From: Darrick J. Wong

Date: Tue Feb 24 2026 - 17:24:04 EST


On Tue, Feb 24, 2026 at 06:47:19AM -0800, Christoph Hellwig wrote:
> A lot of folks have already explained the O_SYNC semantics correctly,
> but I have another major question about your test case.
>
> On Wed, Feb 18, 2026 at 04:29:30PM +0300, Vyacheslav Kovalevsky wrote:
> > Detailed description
> > ====================
> >
> > Hello, there seems to be an issue with ext4 crash behavior:
> >
> > 1. Create and sync a new file.
> > 2. Open the file and write some data (must be more than 4096 bytes).
> > 3. Close the file.
> > 4. Open the file with O_SYNC flag and write some data.
> >
> > After system crash the file will have the wrong size and some previously
> > written data will be lost.
>
> The wrong size here seems incorrect.

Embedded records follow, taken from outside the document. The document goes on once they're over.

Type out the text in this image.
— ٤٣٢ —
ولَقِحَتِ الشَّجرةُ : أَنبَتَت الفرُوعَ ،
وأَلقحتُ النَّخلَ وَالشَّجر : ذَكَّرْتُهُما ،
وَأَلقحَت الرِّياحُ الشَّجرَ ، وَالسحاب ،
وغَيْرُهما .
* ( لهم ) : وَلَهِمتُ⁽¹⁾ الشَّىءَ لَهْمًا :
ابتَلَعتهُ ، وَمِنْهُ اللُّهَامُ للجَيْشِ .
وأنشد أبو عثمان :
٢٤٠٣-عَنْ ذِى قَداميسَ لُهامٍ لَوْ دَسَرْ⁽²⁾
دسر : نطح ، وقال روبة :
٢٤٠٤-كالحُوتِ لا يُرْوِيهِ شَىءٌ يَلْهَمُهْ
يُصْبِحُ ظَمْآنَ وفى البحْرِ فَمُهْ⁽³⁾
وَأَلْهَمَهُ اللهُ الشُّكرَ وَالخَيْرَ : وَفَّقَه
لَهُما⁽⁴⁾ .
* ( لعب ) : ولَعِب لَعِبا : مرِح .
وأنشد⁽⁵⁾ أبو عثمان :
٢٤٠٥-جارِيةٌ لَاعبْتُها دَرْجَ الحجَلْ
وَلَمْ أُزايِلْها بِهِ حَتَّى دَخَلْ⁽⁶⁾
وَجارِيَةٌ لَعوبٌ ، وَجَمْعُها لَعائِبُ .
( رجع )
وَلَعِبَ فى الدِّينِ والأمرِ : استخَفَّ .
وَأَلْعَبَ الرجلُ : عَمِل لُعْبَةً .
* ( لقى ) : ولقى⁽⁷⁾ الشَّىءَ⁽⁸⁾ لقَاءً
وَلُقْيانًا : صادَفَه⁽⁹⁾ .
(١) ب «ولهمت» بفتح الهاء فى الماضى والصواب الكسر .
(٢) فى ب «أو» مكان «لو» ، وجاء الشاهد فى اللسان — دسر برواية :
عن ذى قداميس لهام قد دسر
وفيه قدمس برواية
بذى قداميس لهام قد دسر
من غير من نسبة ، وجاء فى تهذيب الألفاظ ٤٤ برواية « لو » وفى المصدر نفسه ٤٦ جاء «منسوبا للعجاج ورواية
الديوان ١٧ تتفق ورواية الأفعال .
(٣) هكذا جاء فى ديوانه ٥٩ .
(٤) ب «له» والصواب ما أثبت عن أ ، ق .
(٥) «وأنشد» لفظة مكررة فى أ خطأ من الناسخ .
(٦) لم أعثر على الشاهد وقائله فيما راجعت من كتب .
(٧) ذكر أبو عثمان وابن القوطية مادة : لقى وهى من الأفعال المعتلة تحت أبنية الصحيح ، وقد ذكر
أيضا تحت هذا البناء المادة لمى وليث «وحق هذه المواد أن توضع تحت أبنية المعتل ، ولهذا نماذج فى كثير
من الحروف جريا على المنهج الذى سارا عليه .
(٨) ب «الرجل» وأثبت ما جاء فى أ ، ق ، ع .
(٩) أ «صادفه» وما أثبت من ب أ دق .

Even if the old data written
> through the non-O_SYNC fd wasn't written out I absolutely can't see how
> the file would have an incorrect size here. Can you please share your
> test case?

He did, way at the beginning: open a file, write 5000 bytes, close it,
open again with O_SYNC, write 300 bytes, close it, force-reboot, and
watch the file come back up with only 4096 bytes written.

I /think/ that's because generic_write_sync only flushes the range that
was dirtied by the write() call, so only the first 4k gets written back
to disk. xfs and ext4 exhibit this behavior; vfat and btrfs persist all
50000 bytes.

--D

#!/bin/bash -x

# Let's see if a small O_SYNC write flushes the rest of the file?

dev="${1:-/dev/sda}"
mnt="${2:-/mnt}"
fstyp="${3:-xfs}"

devsz=$(blockdev --getsz $dev)
test -z "$devsz" && exit 1

umount $dev $mnt

dmsetup remove crap
dmsetup create crap --table "0 $devsz linear $dev 0"
dmdev=/dev/mapper/crap
test -b "$dmdev" || exit 1

rmmod $fstyp

wipefs -a $dmdev
mkfs.$fstyp $dmdev
mount $dmdev $mnt

xfs_io -f -c 'pwrite -S 0x58 0 50000' $mnt/a
xfs_io -s -c 'pwrite -S 0x42 10 300' $mnt/a

dmsetup suspend crap --noflush
dmsetup load crap --table "0 $devsz error"
dmsetup resume crap
dmsetup table
umount $mnt

dmsetup suspend crap
dmsetup load crap --table "0 $devsz linear $dev 0"
dmsetup resume crap

mount $dmdev $mnt
od -tx1 -Ad -c $mnt/a
stat $mnt/a
umount $mnt
dmsetup remove crap